Others in the pharmaceutical industry believe it boils down to simplicity. They say its easier for the DEA to target the large pharmaceutical manufacturers such as McKesson, Cardinal Health and AmerisourceBergen, than to go after every doctor and patient that’s abusing the system.

NewsChannel 3 contacted DEA officials in Los Angeles and Washington. They denied the allegations. “We have no mandates or ratio regulations that would force a supplier such as McKesson to withhold its drugs,” Sarah Pullen with the DEA in L.A. told me by phone. She then referred me to their Washington field office when I asked if the DEA was putting any political pressure on the drug manufacturers. “We don’t involve ourselves in business decisions. We enforce the Controlled Substances Act, that’s it,” said Rusty Payne DEA spokesman in Washington, D.C.

NewsChannel 3 also contacted McKesson for a comment. However, the written response did not address any of our questions. Kristin Hunter, a spokeswoman for McKesson issued the following statement: “McKesson does not fill prescriptions for controlled substances but is one of hundreds of pharmaceutical distributors nationwide. As a pharmaceutical distributor, McKesson complies with laws concerning the monitoring and distribution of controlled substances to customers.”

KEYT NewsChannel 3 also contacted Cardinal Health and AmerisourceBergen for comment, but our calls were not returned.

Meanwhile, Scott Guess says the phone at his pharmacy has been ringing off the hook as frightened patients hear for the first time that they may not be able to get their prescription filled. “We’re hearing about all the prescription overdose deaths, it’s been all over the news, it’s been on headlines everywhere. The other side of that story, is that it’s a small group of people. Eight-million Americans are successfully treated with opiate-based medications for their pain. I serve part of that eight-million people. Well, I did up until a week ago. To reduce the number of accidental overdose deaths, they’re willing to prevent legitimate patients from getting their medication and being treated properly,” Guess said. His 900 patients in the Santa Maria area, like James Birdsall, have no where to go and he expects to be out of business by the end of July.

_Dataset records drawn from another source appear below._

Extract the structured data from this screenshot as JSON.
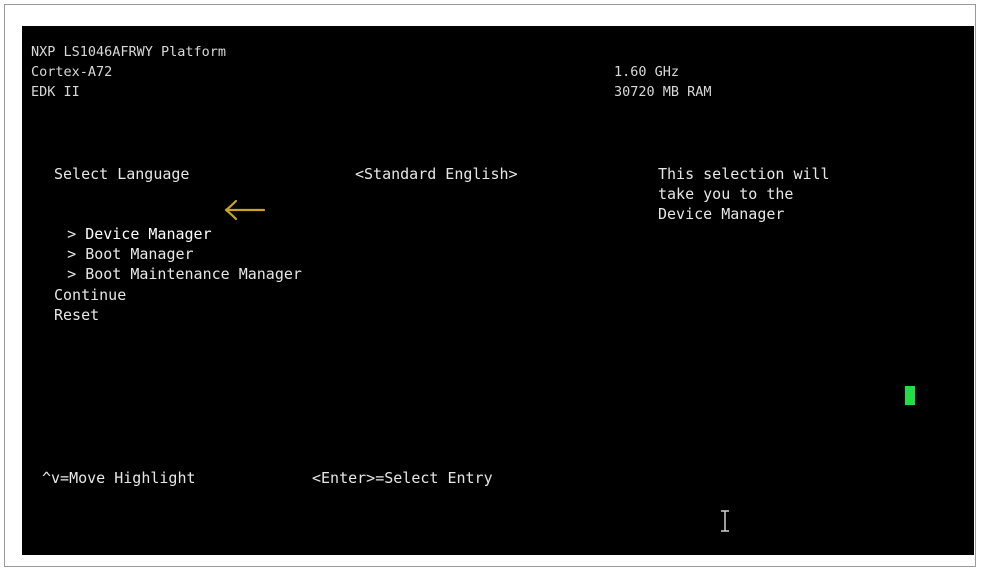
{
  "system_info": {
    "platform": "NXP LS1046AFRWY Platform",
    "cpu": "Cortex-A72",
    "firmware": "EDK II",
    "cpu_speed": "1.60 GHz",
    "memory": "30720 MB RAM"
  },
  "language": {
    "label": "Select Language",
    "value": "<Standard English>"
  },
  "menu": {
    "items": [
      {
        "prefix": ">",
        "label": "Device Manager",
        "selected": true
      },
      {
        "prefix": ">",
        "label": "Boot Manager",
        "selected": false
      },
      {
        "prefix": ">",
        "label": "Boot Maintenance Manager",
        "selected": false
      }
    ],
    "actions": [
      {
        "label": "Continue"
      },
      {
        "label": "Reset"
      }
    ]
  },
  "help": {
    "lines": [
      "This selection will",
      "take you to the",
      "Device Manager"
    ]
  },
  "footer": {
    "move_hint": "^v=Move Highlight",
    "select_hint": "<Enter>=Select Entry"
  },
  "colors": {
    "background": "#000000",
    "text": "#e6e6e6",
    "annotation_arrow": "#c9a227",
    "cursor": "#22dd44"
  },
  "icons": {
    "annotation": "left-arrow-icon",
    "text_cursor": "ibeam-cursor-icon",
    "block_cursor": "block-cursor-icon"
  }
}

Melissa Biliardi says every pharmacy she called from Ventura County to Paso Robles has refused to fill their prescriptions. Within days of running out of his medications, James was placed in hospice care, “I’m afraid that I’m gonna run out of time before the battle is won.”

Until then, his mother says she will continue to fight against an enemy that she says has no face. “We will be unstoppable. this is a momma bears promise to her two sons, their children and each of you,” said Biliardi as she spoke to her listeners and tears streamed down her face.